Je ne recule pas. Je ne fais pas un geste pour esquiver, à quoi bon ? Foutre le camp serait pas payant.

“T’as pas plutôt des touristes à racoler ? On perd notre temps. Et les flics sont jamais loin.”

D’une main, je baisse légèrement ma ceinture, dans laquelle j’ai glissé ma dague. Si on s’avoine, ça va faire fuir sa clientèle et en rameuter une autre, que ce type a certainement pas envie de voir vérifier son permis de séjour. Il me dit de me casser et retourne s’asseoir sur le trottoir. Pas de bol pour lui, je connais bien la jungle - et les prédateurs qui y traînent, gagneuses comme maquereaux. Ces types-là repèrent les pigeons (les touristes, les puceaux et les désespérés), les traînent dans des bars miteux, où une poignées de philippines payant à crédit leur intégration les font boire avant que toute l’équipe de gros bras ne les fasse casquer quelques milliers de yens. Si les flics bronchent pas souvent, les yakuza, c’est une autre paire de manche. Pour eux, il existe aucun problème qu’un bidon d’essence ne puisse pas régler.

Inutile de traîner.

Je finis de remonter l’avenue centrale, me mêlant aux silhouettes furtives qui s’abritent dans les replis de ténèbres que projettent les panneaux, et m’engouffre dans les ruelles adjacentes, les entrailles du quartier rouge, loin de son firmament électrique. Ici, l’air est irrespirable mais on voit un peu mieux les étoiles, comme un mince pan de tissu tendu entre les toits.

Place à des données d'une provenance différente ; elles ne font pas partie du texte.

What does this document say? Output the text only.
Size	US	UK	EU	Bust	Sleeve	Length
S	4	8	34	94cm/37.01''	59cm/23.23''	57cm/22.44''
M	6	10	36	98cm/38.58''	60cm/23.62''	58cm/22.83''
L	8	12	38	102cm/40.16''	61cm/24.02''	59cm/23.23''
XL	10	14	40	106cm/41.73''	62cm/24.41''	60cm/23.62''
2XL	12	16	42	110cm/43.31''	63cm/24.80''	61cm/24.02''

Les bars aux néons se font plus rares, je croise plusieurs cybercafés dont les entrées s’enfoncent dans les sous-sol de la ville, quelques filles - des chinoises, surtout - me proposent encore de rentrer, de prendre une verre et je les refoule. Sous mes pieds, le sol devient plus meuble, gorgé d’une humidité poisseuse, un mélange de terre battue et de reflux d’eaux usées, là où Kabukichō perd son allure satinée de fête éternelle. Je suis dans les coulisses. Aux ombres pressées et alcoolisées succèdent des silhouettes immobiles, aux sourires anonymes, des regards pesants. Les prostituées ne m’approchent plus, j’ai pas l’air d’un client égaré mais de savoir exactement où je vais et ce que je veux. Et puis dans ce décor éteint et crasseux, avec mon kimono passé et ma démarche traînante, je ressemble, ironie suprême, à un fantôme. Débarrassé de son fard, Kabukichō est comme une prostituée dans l’intimité : elle a quelque chose de triste et de vide.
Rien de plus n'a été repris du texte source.